I think the basic difference is that require_variable did an OR requirement (any match was marked as a match). require_data is an AND requirement (all requirements had to match in order to be marked as match).

danielhuppmann commented 8 months ago

I assume that I did think through these changes a while back, but can't recollect my thoughts right now...

But from a first-principles point of view, I do think that checking all items in a list is more intuitive than any for a "requirement".

Question to me is what your use case is? Are you trying to ensure that at least one of "Waste" or "Other" is present?

znicholls commented 8 months ago

But from a first-principles point of view, I do think that checking all items in a list is more intuitive than any for a "requirement".

Me too

Question to me is what your use case is? Are you trying to ensure that at least one of "Waste" or "Other" is present?

Trying to get this to behave https://github.com/iiasa/climate-assessment/pull/47 @jkikstra wrote the code that uses this and I assume was trying to do a check for one or both of them being there, but I don't actually know (see this comment for the function which calls it https://github.com/iiasa/climate-assessment/pull/47#issuecomment-1777718277)

znicholls commented 8 months ago

cc @phackstock

danielhuppmann commented 8 months ago

Still not sure what the actual use case is from that comment, but I guess we could add a kwarg how={"all", "any"}, default 'all', inspired by pandas.dropna().

As for implementation, I guess if any data is present after applying the filters (=kwargs of require_data()) , then the "any"-requirement is satisfied for the filters.

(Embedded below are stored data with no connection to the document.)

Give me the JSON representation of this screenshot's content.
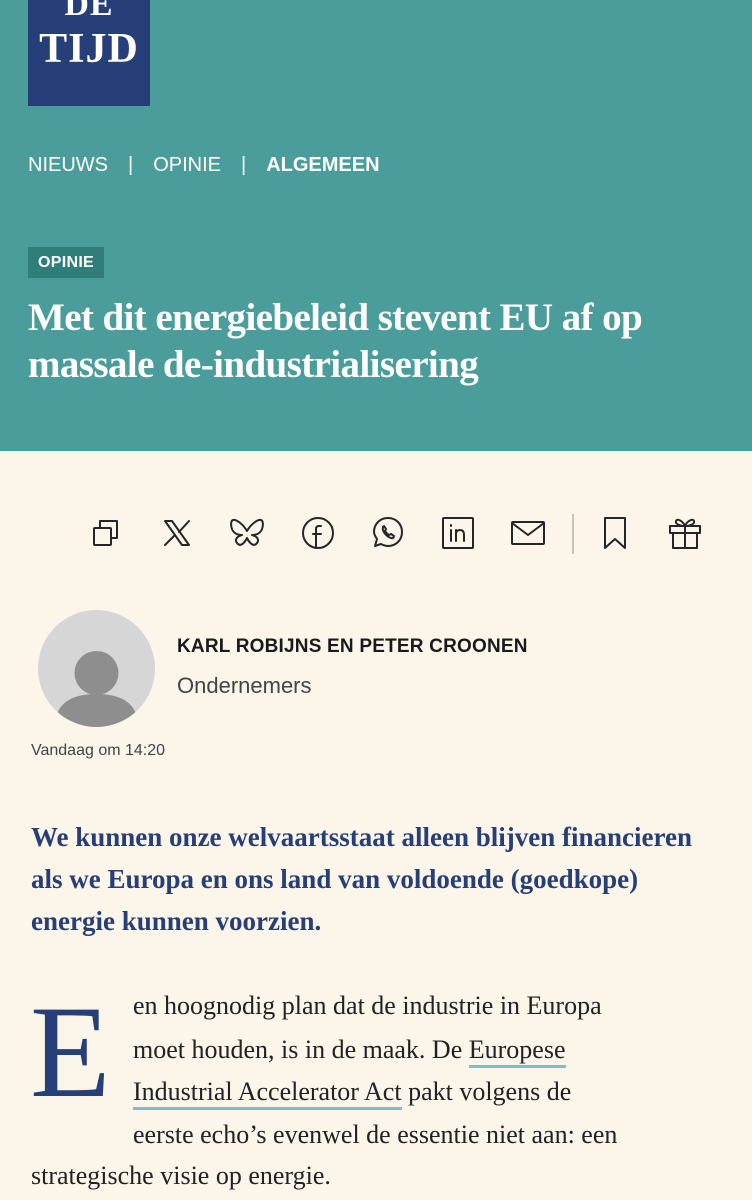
{
  "brand": {
    "logo_line1": "DE",
    "logo_line2": "TIJD"
  },
  "breadcrumb": [
    "NIEUWS",
    "OPINIE",
    "ALGEMEEN"
  ],
  "article": {
    "tag": "OPINIE",
    "headline": "Met dit energiebeleid stevent EU af op massale de-industrialisering",
    "author": "KARL ROBIJNS EN PETER CROONEN",
    "author_role": "Ondernemers",
    "date": "Vandaag om 14:20",
    "lead": "We kunnen onze welvaartsstaat alleen blijven financieren als we Europa en ons land van voldoende (goedkope) energie kunnen voorzien.",
    "dropcap": "E",
    "body_line1": "en hoognodig plan dat de industrie in Europa",
    "body_line2_pre": "moet houden, is in de maak. De ",
    "body_link_part1": "Europese",
    "body_link_part2": "Industrial Accelerator Act",
    "body_line3_post": " pakt volgens de",
    "body_line4": "eerste echo’s evenwel de essentie niet aan: een",
    "body_line5": "strategische visie op energie."
  },
  "share_icons": [
    "copy-icon",
    "x-icon",
    "bluesky-icon",
    "facebook-icon",
    "whatsapp-icon",
    "linkedin-icon",
    "mail-icon",
    "bookmark-icon",
    "gift-icon"
  ],
  "colors": {
    "header_bg": "#4a9d9a",
    "logo_bg": "#263f78",
    "page_bg": "#fcf5ea",
    "lead_text": "#263f78",
    "link_underline": "#7fbfbd"
  }
}
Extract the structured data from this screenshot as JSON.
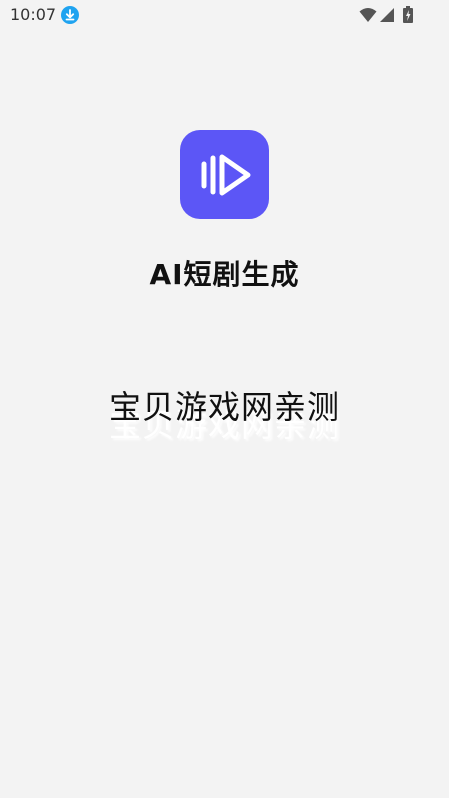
{
  "status_bar": {
    "time": "10:07",
    "icons": [
      "download-icon",
      "wifi-icon",
      "signal-icon",
      "battery-icon"
    ]
  },
  "app": {
    "name": "AI短剧生成",
    "logo_icon": "play-icon",
    "logo_color": "#5c56f6"
  },
  "watermark": {
    "text": "宝贝游戏网亲测"
  },
  "colors": {
    "background": "#f3f3f3",
    "download_icon": "#1fa3f0"
  }
}
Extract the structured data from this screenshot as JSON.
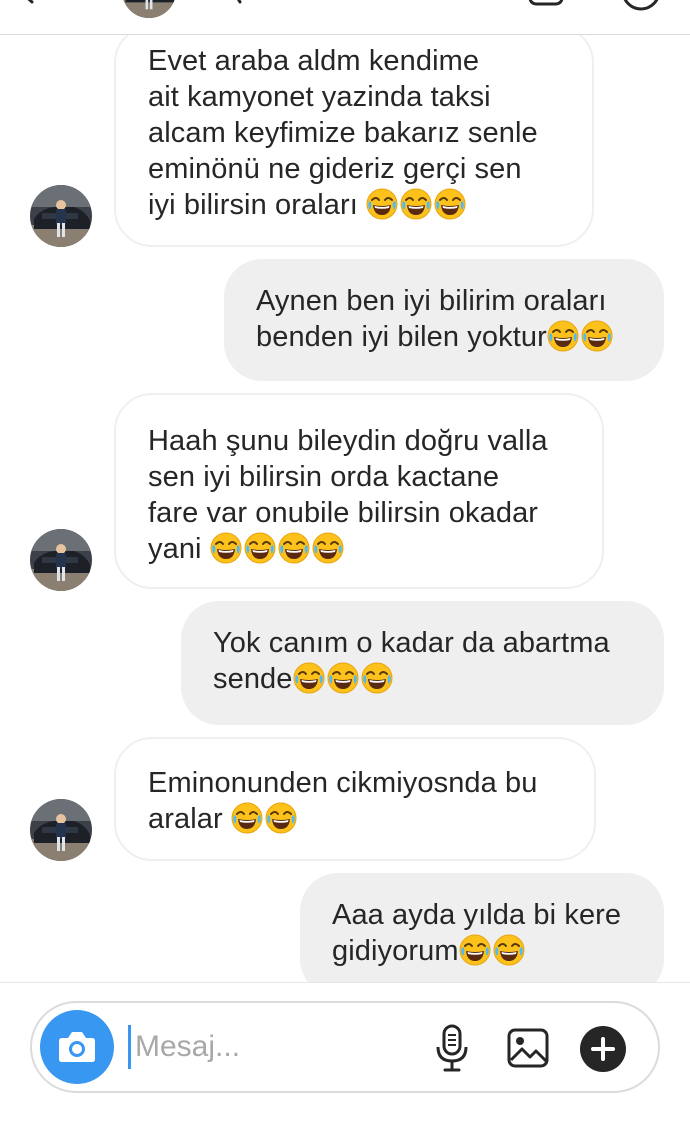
{
  "header": {
    "back_icon": "chevron-left-icon",
    "video_icon": "video-call-icon",
    "info_icon": "info-icon"
  },
  "messages": [
    {
      "direction": "incoming",
      "lines": [
        "Evet araba aldm kendime",
        "ait kamyonet yazinda taksi",
        "alcam keyfimize bakarız senle",
        "eminönü ne gideriz gerçi sen",
        "iyi bilirsin oraları "
      ],
      "emoji": "😂😂😂"
    },
    {
      "direction": "outgoing",
      "lines": [
        "Aynen ben iyi bilirim oraları",
        "benden iyi bilen yoktur"
      ],
      "emoji": "😂😂"
    },
    {
      "direction": "incoming",
      "lines": [
        "Haah şunu bileydin doğru valla",
        "sen iyi bilirsin orda kactane",
        "fare var onubile bilirsin okadar",
        "yani "
      ],
      "emoji": "😂😂😂😂"
    },
    {
      "direction": "outgoing",
      "lines": [
        "Yok canım o kadar da abartma",
        "sende"
      ],
      "emoji": "😂😂😂"
    },
    {
      "direction": "incoming",
      "lines": [
        "Eminonunden cikmiyosnda bu",
        "aralar "
      ],
      "emoji": "😂😂"
    },
    {
      "direction": "outgoing",
      "lines": [
        "Aaa ayda yılda bi kere",
        "gidiyorum"
      ],
      "emoji": "😂😂"
    }
  ],
  "composer": {
    "placeholder": "Mesaj...",
    "value": "",
    "camera_icon": "camera-icon",
    "mic_icon": "microphone-icon",
    "gallery_icon": "gallery-icon",
    "plus_icon": "plus-icon"
  },
  "colors": {
    "accent": "#3897f0",
    "outgoing_bubble": "#efefef",
    "incoming_border": "#efefef",
    "text": "#262626",
    "placeholder": "#a8a8a8"
  }
}
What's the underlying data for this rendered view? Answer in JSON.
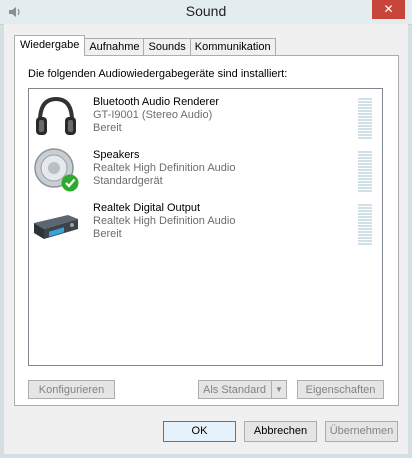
{
  "window": {
    "title": "Sound"
  },
  "tabs": [
    "Wiedergabe",
    "Aufnahme",
    "Sounds",
    "Kommunikation"
  ],
  "panel": {
    "description": "Die folgenden Audiowiedergabegeräte sind installiert:"
  },
  "devices": [
    {
      "name": "Bluetooth Audio Renderer",
      "line2": "GT-I9001 (Stereo Audio)",
      "status": "Bereit",
      "icon": "headphones-icon"
    },
    {
      "name": "Speakers",
      "line2": "Realtek High Definition Audio",
      "status": "Standardgerät",
      "icon": "speaker-icon",
      "is_default": true
    },
    {
      "name": "Realtek Digital Output",
      "line2": "Realtek High Definition Audio",
      "status": "Bereit",
      "icon": "digital-output-icon"
    }
  ],
  "buttons": {
    "configure": "Konfigurieren",
    "set_default": "Als Standard",
    "properties": "Eigenschaften",
    "ok": "OK",
    "cancel": "Abbrechen",
    "apply": "Übernehmen"
  },
  "colors": {
    "close_button": "#c7453a",
    "default_check": "#2eaa2e",
    "meter": "#cfe0e6"
  }
}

znicholls commented 8 months ago

Here's the line where it's used: https://github.com/iiasa/climate-assessment/blob/485f3d24fc646ad8d77c65ac5e787a27dc79db04/src/climate_assessment/checks.py#L788

Up to @jkikstra and @phackstock whether it's easier to add the feature back into pyam or just hack a workaround into climate-assessment

phackstock commented 8 months ago

No strong feelings from my side either way. I would say in the interest of time it's better to build a workaround in climate-assessment.